Cisco 2960 CPU utilization – sorted.
tcam utilization of 2960. Not available on the 4507.
shipping-2960# show platform tcam utilization
CAM Utilization for ASIC# 0 Max Used
Masks/Values Masks/values
Unicast mac addresses: 8412/8412 335/335
IPv4 IGMP groups + multicast routes: 384/384 1/1
IPv4 unicast directly-connected routes: 320/320 28/28
IPv4 unicast indirectly-connected routes: 0/0 28/28
IPv6 Multicast groups: 320/320 11/11
IPv6 unicast directly-connected routes: 256/256 1/1
IPv6 unicast indirectly-connected routes: 0/0 1/1
IPv4 policy based routing aces: 32/32 12/12
IPv4 qos aces: 384/384 42/42
IPv4 security aces: 384/384 33/33
IPv6 policy based routing aces: 16/16 8/8
IPv6 qos aces: 60/60 31/31
IPv6 security aces: 128/128 9/9
Cisco 2960 CPU utilization history…
shipping-2960#show processes cpu history
3333333444443333344444444443333333333444443333344444444443
9977777111119999966666222229999977777555559999911111000008
100
90
80
70
60
50 ***** *****
40 **********************************************************
30 **********************************************************
20 **********************************************************
10 **********************************************************
0....5....1....1....2....2....3....3....4....4....5....5....
0 5 0 5 0 5 0 5 0 5
CPU% per second (last 60 seconds)
4488887787444454444787888444444454677774444444447888544444
6401207808656506776708000447546664789977697589953201636647
100
90
80 *###*##* *#*##* *#** ###
70 #######* *##### *###* *###
60 #######* *##### * *#### *###*
50 * ########*********###### ** *** *####*********####* ** *
40 ##########################################################
30 ##########################################################
20 ##########################################################
10 ##########################################################
0....5....1....1....2....2....3....3....4....4....5....5....
0 5 0 5 0 5 0 5 0 5
CPU% per minute (last 60 minutes)
* = maximum CPU% # = average CPU%
8889888888888888988888889888888888888888888888888888888888888888898889
2322334378633453364454472653323431254225563228261399243233354222402310
100
90 * *** * ** * **** * *** * * ** * * *
80 *#############################*********************************#******
70 *#####################################################################
60 *#####################################################################
50 ######################################################################
40 ######################################################################
30 ######################################################################
20 ######################################################################
10 ######################################################################
0....5....1....1....2....2....3....3....4....4....5....5....6....6....7.
0 5 0 5 0 5 0 5 0 5 0 5 0
CPU% per hour (last 72 hours)
* = maximum CPU% # = average CPU%
Best Answer
Cisco switches puts ICMP at the bottom of the priority list.
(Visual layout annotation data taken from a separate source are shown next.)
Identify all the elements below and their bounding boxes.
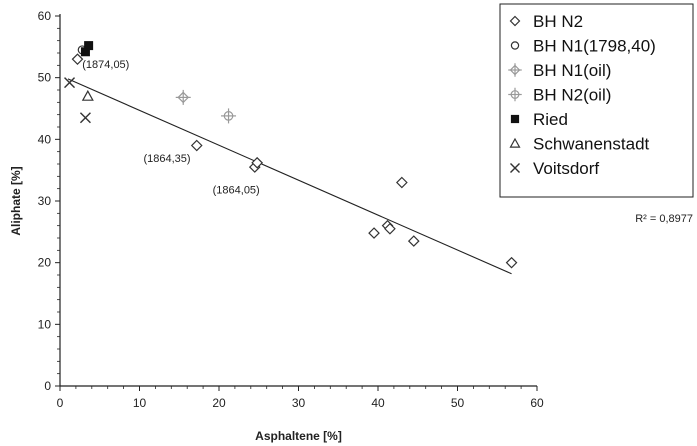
legend-marker <box>509 137 521 148</box>
data-point-bh-n2 <box>396 176 408 189</box>
data-point-bh-n2 <box>251 156 264 169</box>
legend-label: BH N2(oil) <box>533 86 611 105</box>
x-tick-label: 20 <box>212 396 226 410</box>
data-point-voitsdorf <box>64 77 76 89</box>
y-tick-label: 0 <box>44 379 51 393</box>
data-point-bh-n1-oil <box>175 89 191 105</box>
y-tick-label: 40 <box>38 132 52 146</box>
data-point-bh-n2 <box>407 235 420 247</box>
legend-label: BH N1(oil) <box>533 61 611 80</box>
point-annotation: (1864,35) <box>143 153 190 165</box>
x-tick-label: 60 <box>530 396 544 410</box>
legend-label: BH N1(1798,40) <box>533 37 656 56</box>
point-annotation: (1864,05) <box>213 185 260 197</box>
y-tick-label: 60 <box>38 9 52 23</box>
data-point-voitsdorf <box>79 112 91 124</box>
legend-label: Ried <box>533 110 568 129</box>
legend-marker <box>508 87 522 102</box>
x-axis-title: Asphaltene [%] <box>255 429 342 443</box>
legend-marker <box>508 63 522 77</box>
legend-marker <box>510 41 520 50</box>
x-tick-label: 0 <box>57 396 64 410</box>
data-point-ried <box>80 47 90 57</box>
data-point-bh-n2 <box>505 256 518 269</box>
x-tick-label: 30 <box>292 396 306 410</box>
data-point-bh-n2 <box>190 139 203 152</box>
y-tick-label: 10 <box>38 317 52 331</box>
y-tick-label: 30 <box>38 194 52 208</box>
y-tick-label: 20 <box>38 256 52 270</box>
data-point-schwanenstadt <box>81 89 94 101</box>
x-tick-label: 10 <box>133 396 147 410</box>
trendline <box>67 78 512 275</box>
y-axis-title: Aliphate [%] <box>9 166 23 235</box>
x-tick-label: 50 <box>451 396 465 410</box>
legend-marker <box>509 15 521 27</box>
data-point-bh-n2 <box>368 227 380 239</box>
data-point-bh-n2 <box>384 222 396 235</box>
point-annotation: (1874,05) <box>82 59 129 71</box>
legend-label: BH N2 <box>533 12 583 31</box>
legend-label: Voitsdorf <box>533 159 599 178</box>
legend-label: Schwanenstadt <box>533 135 650 154</box>
y-tick-label: 50 <box>38 71 52 85</box>
r-squared-label: R² = 0,8977 <box>635 213 693 225</box>
legend-box <box>499 3 694 198</box>
legend-marker <box>510 114 520 124</box>
x-tick-label: 40 <box>371 396 385 410</box>
data-point-bh-n2 <box>71 53 84 66</box>
data-point-bh-n2-oil <box>221 108 237 124</box>
legend-marker <box>510 163 520 173</box>
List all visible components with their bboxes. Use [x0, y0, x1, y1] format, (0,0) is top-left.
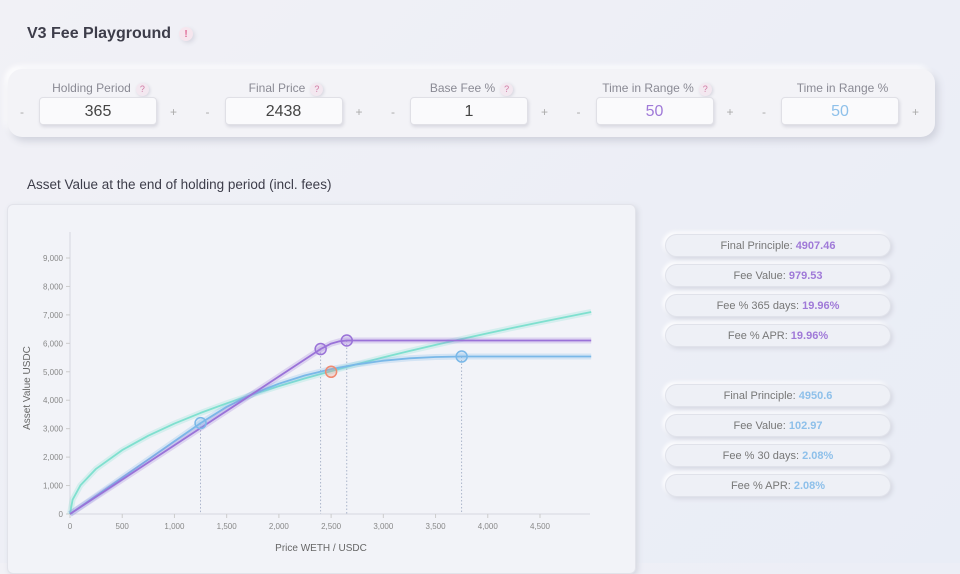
- y-tick-label: 6,000: [43, 339, 64, 348]
- series-line-hodl: [69, 311, 592, 515]
- y-tick-label: 7,000: [43, 311, 64, 320]
- value-input[interactable]: 50: [595, 97, 714, 125]
- y-tick-label: 3,000: [43, 425, 64, 434]
- stat-pill: Fee % APR: 19.96%: [665, 324, 891, 347]
- stat-label: Fee Value:: [733, 420, 786, 432]
- label-text: Base Fee %: [429, 81, 496, 95]
- x-tick-label: 1,000: [164, 522, 185, 531]
- y-tick-label: 4,000: [43, 396, 64, 405]
- control-label: Final Price?: [194, 81, 379, 96]
- value-input[interactable]: 2438: [224, 97, 343, 125]
- help-icon[interactable]: ?: [310, 83, 324, 96]
- stat-label: Fee % 30 days:: [722, 450, 800, 462]
- decrement-button[interactable]: -: [391, 105, 395, 119]
- controls-panel: Holding Period? - 365 + Final Price? - 24…: [8, 69, 935, 137]
- stat-value: 4950.6: [798, 390, 833, 402]
- marker-point: [314, 342, 327, 356]
- x-tick-label: 4,000: [478, 522, 499, 531]
- increment-button[interactable]: +: [170, 105, 178, 119]
- control-label: Base Fee %?: [379, 81, 564, 96]
- increment-button[interactable]: +: [541, 105, 549, 119]
- stat-value: 2.08%: [802, 450, 834, 462]
- stat-value: 4907.46: [795, 240, 836, 252]
- stat-value: 979.53: [788, 270, 823, 282]
- stat-pill: Fee Value: 102.97: [665, 414, 891, 437]
- stat-pill: Final Principle: 4907.46: [665, 234, 891, 257]
- help-icon[interactable]: ?: [698, 83, 712, 96]
- x-tick-label: 3,500: [426, 522, 447, 531]
- stat-label: Fee % APR:: [730, 480, 791, 492]
- marker-point: [455, 350, 468, 363]
- x-axis-label: Price WETH / USDC: [275, 543, 367, 554]
- series-line-range-purple: [69, 339, 592, 515]
- title-text: V3 Fee Playground: [27, 25, 172, 42]
- x-tick-label: 4,500: [530, 522, 551, 531]
- stat-value: 19.96%: [790, 330, 829, 342]
- chart-title: Asset Value at the end of holding period…: [27, 177, 332, 192]
- increment-button[interactable]: +: [726, 105, 734, 119]
- help-icon[interactable]: ?: [135, 83, 149, 96]
- stat-value: 19.96%: [802, 300, 840, 312]
- x-tick-label: 500: [116, 522, 130, 531]
- stat-pill: Fee % 365 days: 19.96%: [665, 294, 891, 317]
- x-tick-label: 2,500: [321, 522, 342, 531]
- control-label: Holding Period?: [8, 81, 193, 96]
- control-2: Base Fee %? - 1 +: [379, 69, 564, 137]
- y-axis-label: Asset Value USDC: [22, 346, 33, 430]
- stat-value: 2.08%: [793, 480, 826, 492]
- label-text: Final Price: [248, 81, 306, 95]
- stat-label: Fee % APR:: [727, 330, 788, 342]
- marker-point: [340, 334, 354, 347]
- y-tick-label: 8,000: [43, 282, 64, 291]
- value-input[interactable]: 50: [781, 97, 899, 125]
- marker-point: [194, 416, 207, 430]
- y-tick-label: 9,000: [43, 254, 64, 263]
- decrement-button[interactable]: -: [205, 105, 210, 119]
- stat-pill: Fee % APR: 2.08%: [665, 474, 891, 497]
- control-0: Holding Period? - 365 +: [8, 69, 193, 137]
- decrement-button[interactable]: -: [762, 105, 766, 119]
- stat-label: Final Principle:: [720, 240, 793, 252]
- control-3: Time in Range %? - 50 +: [565, 69, 750, 137]
- y-tick-label: 0: [59, 510, 64, 519]
- stat-label: Fee Value:: [733, 270, 786, 282]
- control-1: Final Price? - 2438 +: [194, 69, 379, 137]
- chart-card: [7, 204, 636, 574]
- decrement-button[interactable]: -: [20, 105, 24, 119]
- alert-icon[interactable]: !: [179, 27, 194, 41]
- y-tick-label: 5,000: [43, 368, 64, 377]
- x-tick-label: 1,500: [217, 522, 238, 531]
- increment-button[interactable]: +: [355, 105, 363, 119]
- stat-label: Final Principle:: [723, 390, 796, 402]
- stat-pill: Fee Value: 979.53: [665, 264, 891, 287]
- value-input[interactable]: 1: [410, 97, 528, 125]
- x-tick-label: 2,000: [269, 522, 290, 531]
- stat-pill: Fee % 30 days: 2.08%: [665, 444, 891, 467]
- x-tick-label: 0: [68, 522, 73, 531]
- control-label: Time in Range %: [750, 81, 935, 95]
- stat-value: 102.97: [788, 420, 823, 432]
- stat-label: Fee % 365 days:: [716, 300, 800, 312]
- value-input[interactable]: 365: [39, 97, 157, 125]
- control-label: Time in Range %?: [565, 81, 750, 96]
- page-title: V3 Fee Playground!: [27, 25, 194, 43]
- series-line-range-blue: [69, 355, 592, 515]
- label-text: Time in Range %: [602, 81, 694, 95]
- marker-point: [324, 365, 338, 379]
- y-tick-label: 1,000: [43, 482, 64, 491]
- stat-pill: Final Principle: 4950.6: [665, 384, 891, 407]
- help-icon[interactable]: ?: [500, 83, 514, 96]
- decrement-button[interactable]: -: [576, 105, 581, 119]
- y-tick-label: 2,000: [43, 453, 64, 462]
- control-4: Time in Range % - 50 +: [750, 69, 935, 137]
- label-text: Holding Period: [52, 81, 131, 95]
- increment-button[interactable]: +: [912, 105, 920, 119]
- x-tick-label: 3,000: [373, 522, 394, 531]
- label-text: Time in Range %: [796, 81, 889, 95]
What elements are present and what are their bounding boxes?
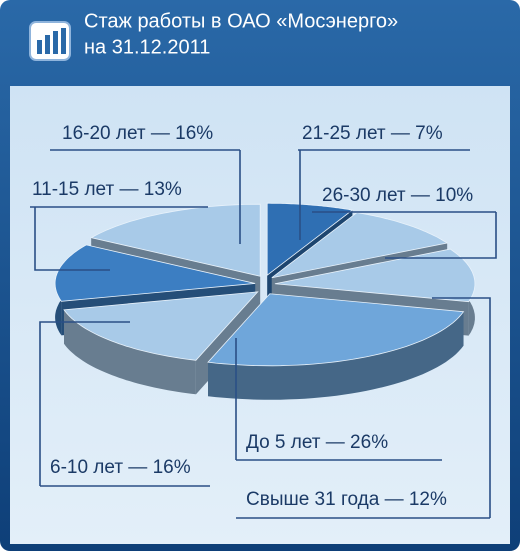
data-label: 11-15 лет — 13% xyxy=(32,179,182,200)
data-label: 26-30 лет — 10% xyxy=(322,185,473,206)
slice-top xyxy=(207,293,465,367)
slice-wall xyxy=(208,311,464,400)
data-label: До 5 лет — 26% xyxy=(246,432,388,453)
leader-line xyxy=(432,297,491,518)
chart-title: Стаж работы в ОАО «Мосэнерго» xyxy=(84,10,398,32)
slice-top xyxy=(90,203,261,277)
chart-subtitle: на 31.12.2011 xyxy=(84,36,210,58)
data-label: 21-25 лет — 7% xyxy=(302,123,443,144)
slice-top xyxy=(274,248,476,303)
data-label: 16-20 лет — 16% xyxy=(62,123,213,144)
leader-line xyxy=(385,212,497,259)
slice-top xyxy=(63,291,259,361)
slice xyxy=(207,293,465,400)
slice-wall xyxy=(64,309,196,395)
slice-top xyxy=(271,212,449,279)
data-label: 6-10 лет — 16% xyxy=(50,457,191,478)
slice-top xyxy=(54,244,256,302)
leader-line xyxy=(39,321,130,486)
slice-top xyxy=(266,202,354,277)
data-label: Свыше 31 года — 12% xyxy=(246,489,447,510)
labels: 21-25 лет — 7% 26-30 лет — 10% Свыше 31 го… xyxy=(30,123,497,519)
header-icon xyxy=(29,21,71,61)
leader-line xyxy=(34,207,110,271)
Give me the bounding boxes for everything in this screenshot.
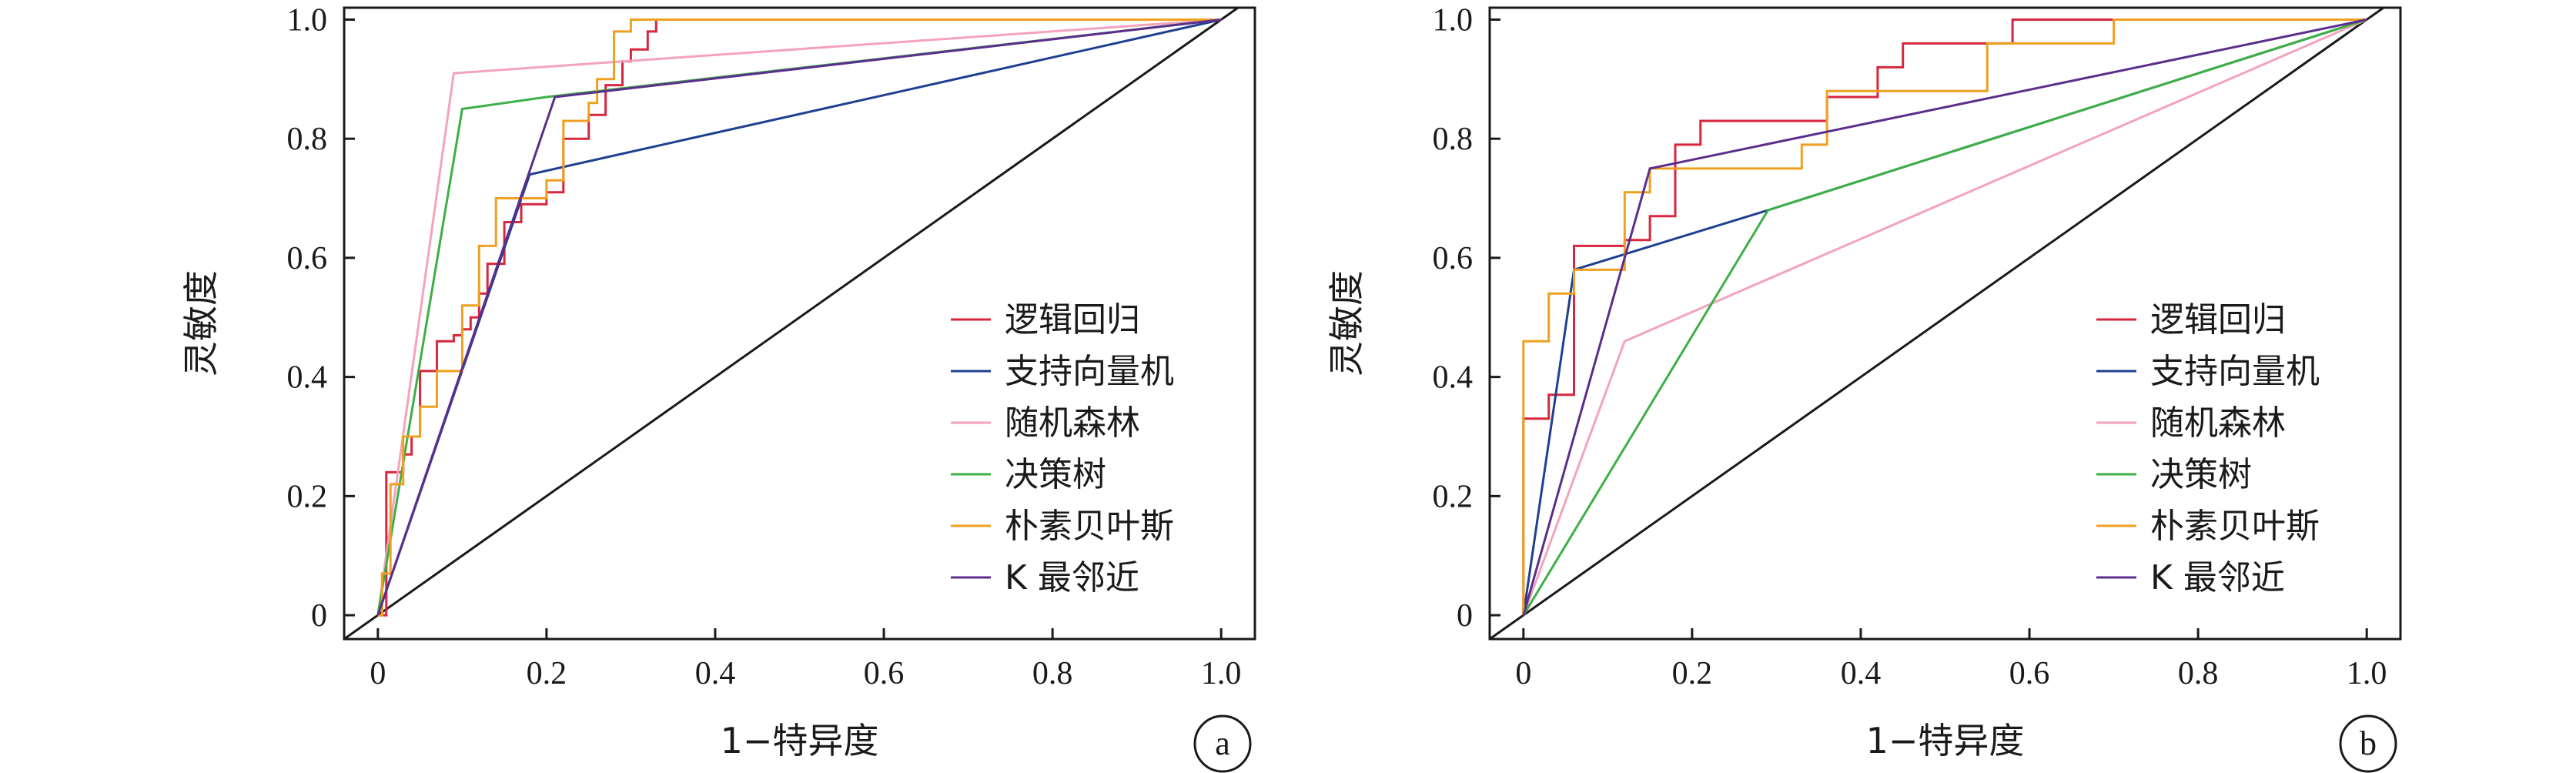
panel-badge-circle <box>1193 714 1252 773</box>
series-line-5 <box>1522 18 2367 616</box>
series-line-1 <box>1522 18 2367 616</box>
x-tick-label: 0.4 <box>695 656 736 691</box>
x-axis-label: 1−特异度 <box>1866 720 2025 761</box>
y-tick-label: 0.2 <box>1433 479 1474 514</box>
y-tick-label: 0.6 <box>287 241 328 276</box>
legend-label-5: 朴素贝叶斯 <box>1005 507 1174 546</box>
x-tick-label: 1.0 <box>1201 656 1242 691</box>
legend-label-6: K 最邻近 <box>2150 558 2285 597</box>
y-tick-label: 0.6 <box>1433 241 1474 276</box>
series-line-6 <box>376 18 1222 616</box>
y-tick-label: 0.2 <box>287 479 328 514</box>
legend-label-4: 决策树 <box>1005 455 1106 494</box>
series-line-4 <box>1522 18 2367 616</box>
y-tick-label: 0 <box>1457 598 1473 634</box>
y-axis-label: 灵敏度 <box>180 270 222 376</box>
y-tick-label: 0.8 <box>287 122 328 157</box>
series-line-3 <box>1522 18 2367 616</box>
y-tick-label: 0.8 <box>1433 122 1474 157</box>
plot-area <box>1490 8 2386 639</box>
plot-frame <box>343 6 1256 641</box>
legend-label-2: 支持向量机 <box>2150 352 2320 391</box>
plot-frame <box>1488 6 2402 641</box>
x-tick-label: 0 <box>1515 656 1531 691</box>
legend-label-1: 逻辑回归 <box>2150 300 2286 340</box>
x-tick-label: 0.8 <box>1032 656 1073 691</box>
diagonal-reference-line <box>344 8 1240 639</box>
x-tick-label: 0.2 <box>527 656 567 691</box>
series-line-5 <box>377 18 1222 617</box>
panel-badge-circle <box>2339 714 2397 773</box>
panel-badge-label: b <box>2360 724 2377 762</box>
legend-label-6: K 最邻近 <box>1005 558 1139 597</box>
x-axis-label: 1−特异度 <box>721 720 879 761</box>
y-tick-label: 1.0 <box>1433 2 1474 38</box>
x-tick-label: 0.2 <box>1672 656 1713 691</box>
x-tick-label: 0.6 <box>2009 656 2050 691</box>
x-tick-label: 0 <box>370 656 386 691</box>
legend-label-3: 随机森林 <box>2150 403 2286 443</box>
x-tick-label: 0.8 <box>2178 656 2219 691</box>
y-tick-label: 0 <box>311 598 327 634</box>
y-tick-label: 1.0 <box>287 2 328 38</box>
legend-label-3: 随机森林 <box>1005 403 1140 443</box>
legend-label-2: 支持向量机 <box>1005 352 1174 391</box>
series-line-6 <box>1522 18 2367 616</box>
legend-label-1: 逻辑回归 <box>1005 300 1140 340</box>
chart-panel-a: 0 0.2 0.4 0.6 0.8 1.0 0 0.2 0.4 0.6 0.8 1.0 1−特异度 灵敏度… <box>180 2 1256 773</box>
series-line-3 <box>376 18 1222 616</box>
y-tick-label: 0.4 <box>1433 360 1474 396</box>
plot-area <box>344 8 1240 639</box>
panel-badge-label: a <box>1215 724 1230 762</box>
legend-label-4: 决策树 <box>2150 455 2252 494</box>
x-tick-label: 0.6 <box>864 656 905 691</box>
chart-panel-b: 0 0.2 0.4 0.6 0.8 1.0 0 0.2 0.4 0.6 0.8 1.0 1−特异度 灵敏度… <box>1326 2 2402 773</box>
y-tick-label: 0.4 <box>287 360 328 396</box>
diagonal-reference-line <box>1490 8 2386 639</box>
legend-label-5: 朴素贝叶斯 <box>2150 507 2320 546</box>
x-tick-label: 1.0 <box>2347 656 2387 691</box>
x-tick-label: 0.4 <box>1841 656 1882 691</box>
y-axis-label: 灵敏度 <box>1326 270 1367 376</box>
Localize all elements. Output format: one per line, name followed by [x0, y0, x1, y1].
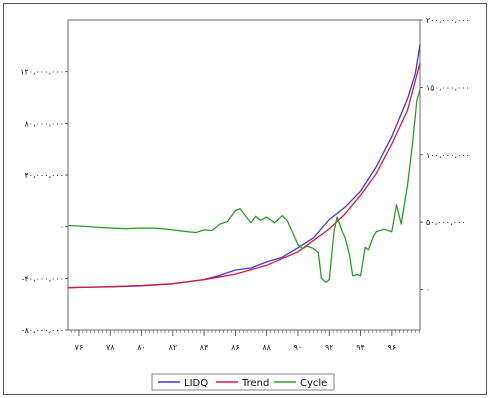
series-line-lidq [67, 44, 421, 289]
x-axis-tick-label: ۹۴ [356, 343, 365, 352]
x-axis-tick-label: ۸۴ [200, 343, 209, 352]
x-axis-tick-label: ۸۶ [231, 343, 240, 352]
x-axis-tick-label: ۹۲ [325, 343, 334, 352]
legend-box [151, 373, 335, 391]
x-axis-tick-label: ۷۶ [75, 343, 84, 352]
chart-svg: ۱۲۰،۰۰۰،۰۰۰ ۸۰،۰۰۰،۰۰۰ ۴۰،۰۰۰،۰۰۰ ۰ -۴۰،۰۰۰،… [20, 16, 470, 391]
x-axis-tick-label: ۷۸ [106, 343, 115, 352]
chart-frame: ۱۲۰،۰۰۰،۰۰۰ ۸۰،۰۰۰،۰۰۰ ۴۰،۰۰۰،۰۰۰ ۰ -۴۰،۰۰۰،… [3, 3, 487, 395]
plot-area [67, 19, 421, 331]
x-axis-tick-label: ۹۶ [388, 343, 397, 352]
right-axis-tick-label: ۱۰۰،۰۰۰،۰۰۰ [426, 151, 470, 160]
left-axis-tick-label: ۸۰،۰۰۰،۰۰۰ [24, 119, 64, 128]
series-line-trend [67, 62, 421, 289]
x-axis-tick-label: ۸۲ [169, 343, 178, 352]
left-axis-tick-label: ۱۲۰،۰۰۰،۰۰۰ [20, 68, 64, 77]
left-axis-tick-label: ۴۰،۰۰۰،۰۰۰ [24, 171, 64, 180]
legend-label-trend: Trend [241, 378, 269, 389]
right-axis-tick-label: ۱۵۰،۰۰۰،۰۰۰ [426, 83, 470, 92]
x-axis-tick-label: ۹۰ [294, 343, 303, 352]
left-axis-tick-label: ۰ [60, 223, 64, 232]
right-axis-tick-label: ۵۰،۰۰۰،۰۰۰ [426, 218, 466, 227]
left-axis-tick-label: -۸۰،۰۰۰،۰۰۰ [22, 326, 64, 335]
legend-label-cycle: Cycle [300, 378, 327, 389]
right-axis-tick-label: ۰ [426, 286, 430, 295]
left-axis-tick-label: -۴۰،۰۰۰،۰۰۰ [22, 274, 64, 283]
x-axis-tick-label: ۸۰ [137, 343, 146, 352]
right-axis-tick-label: ۲۰۰،۰۰۰،۰۰۰ [426, 16, 470, 25]
legend-label-lidq: LIDQ [184, 378, 208, 389]
series-line-cycle [67, 89, 421, 283]
x-axis-tick-label: ۸۸ [262, 343, 271, 352]
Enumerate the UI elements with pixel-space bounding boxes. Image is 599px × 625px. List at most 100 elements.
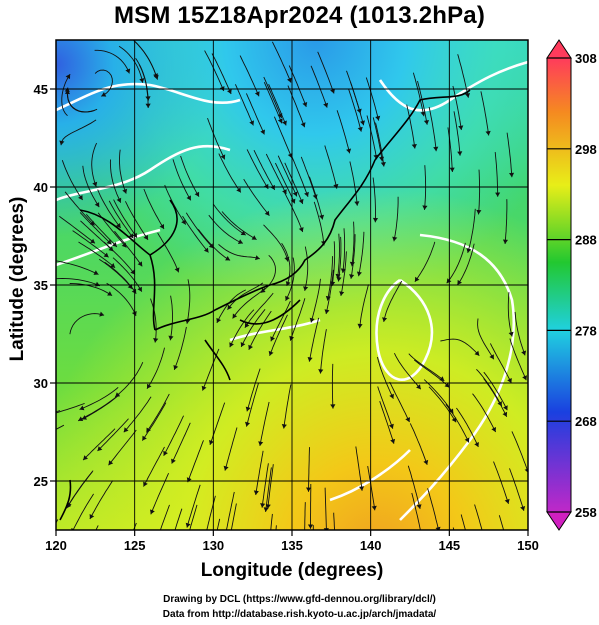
streamline-arrow xyxy=(181,219,186,225)
streamline xyxy=(187,440,204,483)
streamline-arrow xyxy=(220,154,226,160)
streamline xyxy=(72,230,109,258)
streamline xyxy=(78,241,116,269)
streamline-arrow xyxy=(209,440,214,445)
streamline-arrow xyxy=(411,144,417,149)
streamline xyxy=(269,314,288,356)
streamline-arrow xyxy=(503,405,508,411)
streamline-arrow xyxy=(153,338,159,343)
streamline-arrow xyxy=(349,274,355,279)
streamline xyxy=(59,215,96,244)
x-axis-ticks: 120 125 130 135 140 145 150 xyxy=(45,530,539,553)
streamline xyxy=(493,461,509,504)
streamline xyxy=(489,343,512,384)
streamline xyxy=(427,488,440,530)
streamline xyxy=(366,115,378,160)
colorbar-tick-label: 288 xyxy=(575,233,597,248)
streamline xyxy=(428,106,437,152)
streamline xyxy=(221,211,257,240)
streamline xyxy=(66,87,95,113)
streamline-arrow xyxy=(107,291,113,296)
coastlines xyxy=(59,89,471,521)
streamline xyxy=(480,91,490,136)
streamline-arrow xyxy=(507,378,512,383)
streamline-arrow xyxy=(392,236,398,242)
x-tick-label: 140 xyxy=(360,538,382,553)
streamline-arrow xyxy=(448,408,454,414)
streamline xyxy=(372,177,376,223)
streamline xyxy=(310,278,321,323)
streamline-arrow xyxy=(227,304,233,310)
streamline-arrow xyxy=(64,87,70,93)
streamline-arrow xyxy=(469,553,474,558)
streamline-arrow xyxy=(495,192,501,197)
x-axis-label: Longitude (degrees) xyxy=(200,560,384,581)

We get the same results if we ping a busy 3750-X.
You need to look at the system utilization on the switches, as I suspect they are so busy that they are doing software processing of packets. Are you running any kind of layer 3 services on these?
There is a quite serious bug in IOS 12.2.53:
Upgrade to 12.2.58-SE1 or later to fix this situation.